According to multiple officials cited by the Financial Times, the ECB concluded that a European Commission proposal would violate the central bank's mandate and run afoul of EU treaty rules barring "monetary financing," the practice of central banks effectively funding government obligations.
The ECB warned that such actions are prohibited because they can undermine confidence in a central bank and contribute to inflation and instability.
At issue is how the EU would protect markets if Russia's immobilized assets were suddenly unfrozen and reclaimable.
Under the commission's concept, EU member states would provide guarantees so repayment risk is shared across the bloc.

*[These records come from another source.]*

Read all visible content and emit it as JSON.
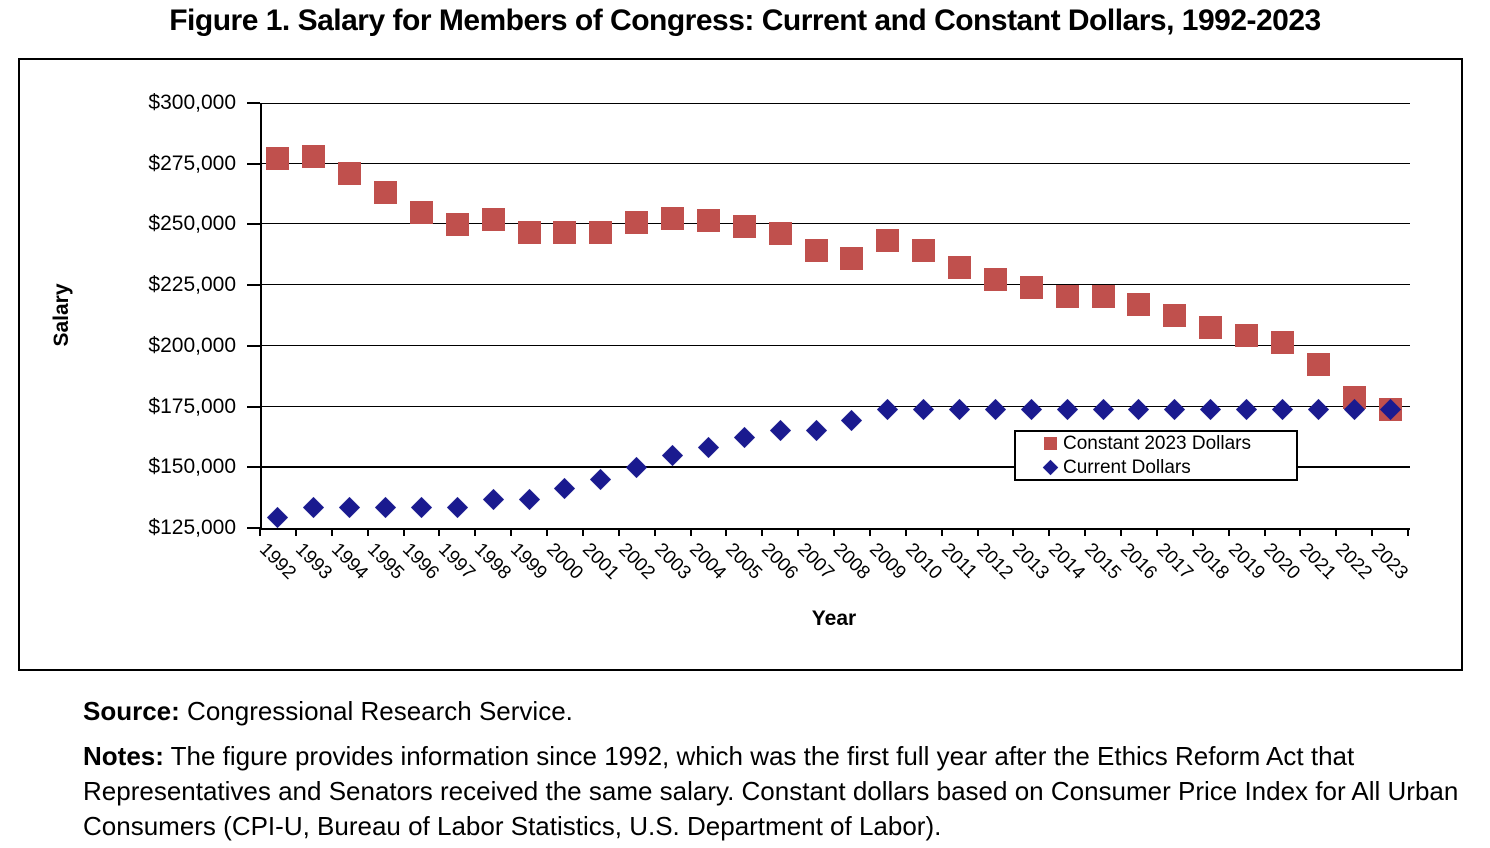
{
  "title": "Figure 1. Salary for Members of Congress: Current and Constant Dollars, 1992-2023",
  "chart_data": {
    "type": "scatter",
    "x": [
      1992,
      1993,
      1994,
      1995,
      1996,
      1997,
      1998,
      1999,
      2000,
      2001,
      2002,
      2003,
      2004,
      2005,
      2006,
      2007,
      2008,
      2009,
      2010,
      2011,
      2012,
      2013,
      2014,
      2015,
      2016,
      2017,
      2018,
      2019,
      2020,
      2021,
      2022,
      2023
    ],
    "series": [
      {
        "name": "Constant 2023 Dollars",
        "marker": "square",
        "color": "#C0504D",
        "values": [
          277000,
          278000,
          271000,
          263000,
          255000,
          250000,
          252000,
          246500,
          246500,
          246500,
          250700,
          252500,
          251500,
          249000,
          246300,
          239200,
          235800,
          243500,
          239400,
          232300,
          227200,
          224100,
          220400,
          220400,
          217000,
          212700,
          207500,
          204100,
          201300,
          192500,
          178600,
          174000
        ]
      },
      {
        "name": "Current Dollars",
        "marker": "diamond",
        "color": "#1A1A8F",
        "values": [
          129500,
          133600,
          133600,
          133600,
          133600,
          133600,
          136700,
          136700,
          141300,
          145100,
          150000,
          154700,
          158100,
          162100,
          165200,
          165200,
          169300,
          174000,
          174000,
          174000,
          174000,
          174000,
          174000,
          174000,
          174000,
          174000,
          174000,
          174000,
          174000,
          174000,
          174000,
          174000
        ]
      }
    ],
    "xlabel": "Year",
    "ylabel": "Salary",
    "ylim": [
      125000,
      300000
    ],
    "ytick_step": 25000,
    "grid": true,
    "legend_position": "inside-right",
    "currency_prefix": "$"
  },
  "legend": {
    "items": [
      {
        "label": "Constant 2023 Dollars",
        "marker": "square",
        "color": "#C0504D"
      },
      {
        "label": "Current Dollars",
        "marker": "diamond",
        "color": "#1A1A8F"
      }
    ]
  },
  "footer": {
    "source_label": "Source:",
    "source_text": " Congressional Research Service.",
    "notes_label": "Notes:",
    "notes_text": " The figure provides information since 1992, which was the first full year after the Ethics Reform Act that Representatives and Senators received the same salary. Constant dollars based on Consumer Price Index for All Urban Consumers (CPI-U, Bureau of Labor Statistics, U.S. Department of Labor)."
  }
}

But commission officials privately warned that governments might not be able to mobilize cash quickly during a crisis, potentially putting severe pressure on markets and on Euroclear Bank, the lending arm of the Belgian securities depository, the FT reported.

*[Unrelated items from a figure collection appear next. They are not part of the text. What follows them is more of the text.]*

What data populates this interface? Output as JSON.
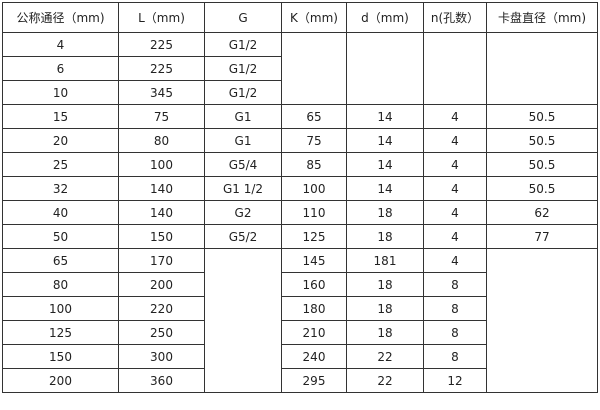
{
  "table": {
    "headers": [
      "公称通径（mm)",
      "L（mm)",
      "G",
      "K（mm)",
      "d（mm)",
      "n(孔数）",
      "卡盘直径（mm)"
    ],
    "rows": [
      [
        "4",
        "225",
        "G1/2",
        "",
        "",
        "",
        ""
      ],
      [
        "6",
        "225",
        "G1/2",
        null,
        null,
        null,
        null
      ],
      [
        "10",
        "345",
        "G1/2",
        null,
        null,
        null,
        null
      ],
      [
        "15",
        "75",
        "G1",
        "65",
        "14",
        "4",
        "50.5"
      ],
      [
        "20",
        "80",
        "G1",
        "75",
        "14",
        "4",
        "50.5"
      ],
      [
        "25",
        "100",
        "G5/4",
        "85",
        "14",
        "4",
        "50.5"
      ],
      [
        "32",
        "140",
        "G1  1/2",
        "100",
        "14",
        "4",
        "50.5"
      ],
      [
        "40",
        "140",
        "G2",
        "110",
        "18",
        "4",
        "62"
      ],
      [
        "50",
        "150",
        "G5/2",
        "125",
        "18",
        "4",
        "77"
      ],
      [
        "65",
        "170",
        "",
        "145",
        "181",
        "4",
        ""
      ],
      [
        "80",
        "200",
        null,
        "160",
        "18",
        "8",
        null
      ],
      [
        "100",
        "220",
        null,
        "180",
        "18",
        "8",
        null
      ],
      [
        "125",
        "250",
        null,
        "210",
        "18",
        "8",
        null
      ],
      [
        "150",
        "300",
        null,
        "240",
        "22",
        "8",
        null
      ],
      [
        "200",
        "360",
        null,
        "295",
        "22",
        "12",
        null
      ]
    ]
  }
}
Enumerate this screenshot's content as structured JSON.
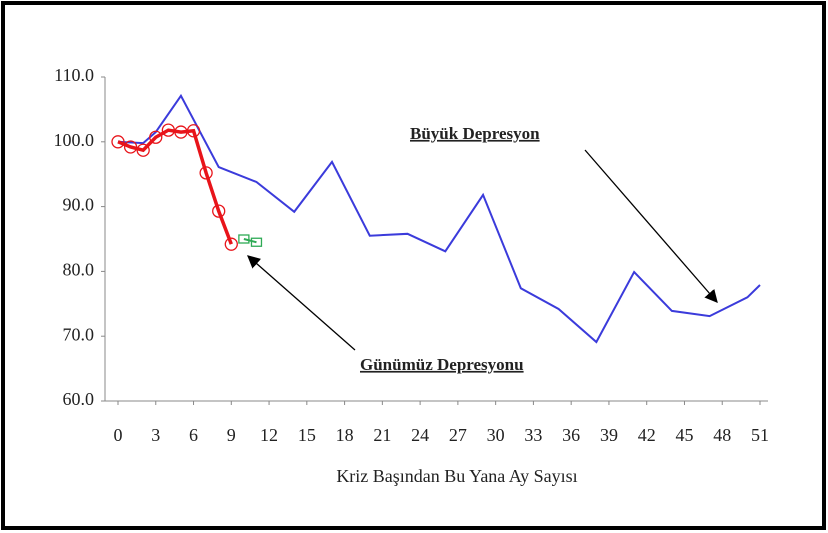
{
  "chart_data": {
    "type": "line",
    "x_label": "Kriz Başından Bu Yana Ay Sayısı",
    "xlim": [
      0,
      51
    ],
    "xticks": [
      0,
      3,
      6,
      9,
      12,
      15,
      18,
      21,
      24,
      27,
      30,
      33,
      36,
      39,
      42,
      45,
      48,
      51
    ],
    "ylim": [
      60,
      110
    ],
    "yticks": [
      {
        "value": 60,
        "label": "60.0"
      },
      {
        "value": 70,
        "label": "70.0"
      },
      {
        "value": 80,
        "label": "80.0"
      },
      {
        "value": 90,
        "label": "90.0"
      },
      {
        "value": 100,
        "label": "100.0"
      },
      {
        "value": 110,
        "label": "110.0"
      }
    ],
    "series": [
      {
        "name": "Büyük Depresyon",
        "color": "#3b3bdb",
        "marker": "none",
        "x": [
          0,
          2,
          3,
          5,
          8,
          11,
          14,
          17,
          20,
          23,
          26,
          29,
          32,
          35,
          38,
          41,
          44,
          47,
          50,
          51
        ],
        "values": [
          100.0,
          99.8,
          101.5,
          107.1,
          96.1,
          93.8,
          89.2,
          96.9,
          85.5,
          85.8,
          83.1,
          91.8,
          77.4,
          74.2,
          69.1,
          79.9,
          73.9,
          73.1,
          76.0,
          77.9
        ]
      },
      {
        "name": "Günümüz Depresyonu",
        "color": "#e8141a",
        "marker": "circle",
        "x": [
          0,
          1,
          2,
          3,
          4,
          5,
          6,
          7,
          8,
          9
        ],
        "values": [
          100.0,
          99.2,
          98.7,
          100.7,
          101.8,
          101.5,
          101.7,
          95.2,
          89.3,
          84.2
        ]
      },
      {
        "color": "#2eaa55",
        "marker": "square",
        "x": [
          10,
          11
        ],
        "values": [
          85.0,
          84.5
        ]
      }
    ]
  }
}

The officials asked the ECB whether it could function as a lender of last resort to Euroclear Bank to prevent a liquidity crunch. The ECB said no because doing so would effectively shift member-state financial obligations onto the central bank, something EU rules are designed to prevent.

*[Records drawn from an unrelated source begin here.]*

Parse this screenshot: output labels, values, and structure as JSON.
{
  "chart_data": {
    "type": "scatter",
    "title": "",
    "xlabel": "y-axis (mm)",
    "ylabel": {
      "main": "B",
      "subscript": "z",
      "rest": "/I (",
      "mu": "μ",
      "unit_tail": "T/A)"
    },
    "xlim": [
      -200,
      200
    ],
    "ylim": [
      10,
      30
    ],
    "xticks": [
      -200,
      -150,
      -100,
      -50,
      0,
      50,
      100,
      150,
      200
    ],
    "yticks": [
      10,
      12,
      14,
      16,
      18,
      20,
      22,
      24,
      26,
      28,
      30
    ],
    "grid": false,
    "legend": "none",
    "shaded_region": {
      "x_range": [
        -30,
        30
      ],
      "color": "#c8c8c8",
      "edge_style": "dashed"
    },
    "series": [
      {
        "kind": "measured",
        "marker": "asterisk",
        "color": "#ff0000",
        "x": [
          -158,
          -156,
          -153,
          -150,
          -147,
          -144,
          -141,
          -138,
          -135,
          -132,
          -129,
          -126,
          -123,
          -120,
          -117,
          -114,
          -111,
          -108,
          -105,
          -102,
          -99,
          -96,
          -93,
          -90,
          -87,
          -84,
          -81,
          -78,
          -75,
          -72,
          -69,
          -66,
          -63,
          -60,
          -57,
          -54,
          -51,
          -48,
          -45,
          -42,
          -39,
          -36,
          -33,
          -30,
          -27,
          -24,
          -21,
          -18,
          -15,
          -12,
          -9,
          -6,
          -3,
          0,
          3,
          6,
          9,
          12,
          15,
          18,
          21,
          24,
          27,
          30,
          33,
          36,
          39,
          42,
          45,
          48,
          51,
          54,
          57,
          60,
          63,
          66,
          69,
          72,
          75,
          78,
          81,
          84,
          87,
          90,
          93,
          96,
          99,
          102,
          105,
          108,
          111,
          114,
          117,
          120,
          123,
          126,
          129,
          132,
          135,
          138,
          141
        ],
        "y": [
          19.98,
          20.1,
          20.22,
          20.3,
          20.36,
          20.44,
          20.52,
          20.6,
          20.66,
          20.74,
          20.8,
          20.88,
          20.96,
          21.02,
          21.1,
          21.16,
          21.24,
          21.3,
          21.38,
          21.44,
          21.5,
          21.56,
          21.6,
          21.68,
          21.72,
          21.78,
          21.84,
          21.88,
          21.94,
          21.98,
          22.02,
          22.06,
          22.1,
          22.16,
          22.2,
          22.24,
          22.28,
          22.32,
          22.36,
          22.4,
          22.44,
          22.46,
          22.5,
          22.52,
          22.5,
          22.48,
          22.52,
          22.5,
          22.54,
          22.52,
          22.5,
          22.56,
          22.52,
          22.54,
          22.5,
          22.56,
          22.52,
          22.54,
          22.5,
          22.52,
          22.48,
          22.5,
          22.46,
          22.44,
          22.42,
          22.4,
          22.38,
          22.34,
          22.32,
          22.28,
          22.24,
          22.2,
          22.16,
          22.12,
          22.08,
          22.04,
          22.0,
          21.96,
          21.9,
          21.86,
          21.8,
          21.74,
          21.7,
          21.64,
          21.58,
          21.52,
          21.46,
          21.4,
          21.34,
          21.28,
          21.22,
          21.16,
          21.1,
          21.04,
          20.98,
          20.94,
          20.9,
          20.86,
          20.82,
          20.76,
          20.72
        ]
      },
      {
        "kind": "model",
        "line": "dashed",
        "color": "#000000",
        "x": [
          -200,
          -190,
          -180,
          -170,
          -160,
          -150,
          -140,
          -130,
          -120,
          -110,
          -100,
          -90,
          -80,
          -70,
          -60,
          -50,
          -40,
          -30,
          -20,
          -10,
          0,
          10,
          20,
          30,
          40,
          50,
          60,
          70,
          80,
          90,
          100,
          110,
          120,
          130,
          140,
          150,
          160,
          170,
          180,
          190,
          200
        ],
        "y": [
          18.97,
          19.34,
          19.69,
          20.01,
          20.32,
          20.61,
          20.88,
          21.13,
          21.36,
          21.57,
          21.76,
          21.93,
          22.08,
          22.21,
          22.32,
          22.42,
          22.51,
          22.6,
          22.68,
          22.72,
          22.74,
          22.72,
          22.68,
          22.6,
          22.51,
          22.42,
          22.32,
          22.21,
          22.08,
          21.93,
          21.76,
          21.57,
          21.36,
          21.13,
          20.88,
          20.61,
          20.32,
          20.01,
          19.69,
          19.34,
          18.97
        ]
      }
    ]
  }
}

The setback comes as Europe faces growing urgency to fund Ukraine for the next two years amid battlefield pressure and widening fiscal needs.
Reuters has also reported that Kyiv has pressed Europe to unlock Russian assets, as international funding remains critical and Ukraine's financing gap remains substantial.
Belgium, where Euroclear is based and where a large share of the frozen funds sit, has emerged as a key obstacle.
Belgian Prime Minister Bart De Wever has called the "reparations loan" scheme "fundamentally wrong" and demanded binding guarantees from all EU states to cover the risks — especially if sanctions keeping the assets immobilized are overturned or not renewed, The Guardian reported.
Those sanctions require unanimous renewal every six months, and dissent from countries such as Hungary has fueled concerns that Europe's legal footing could shift quickly.
The FT report said the commission is now working on alternative mechanisms to provide temporary liquidity support for any loan structure that relies on the Russian assets.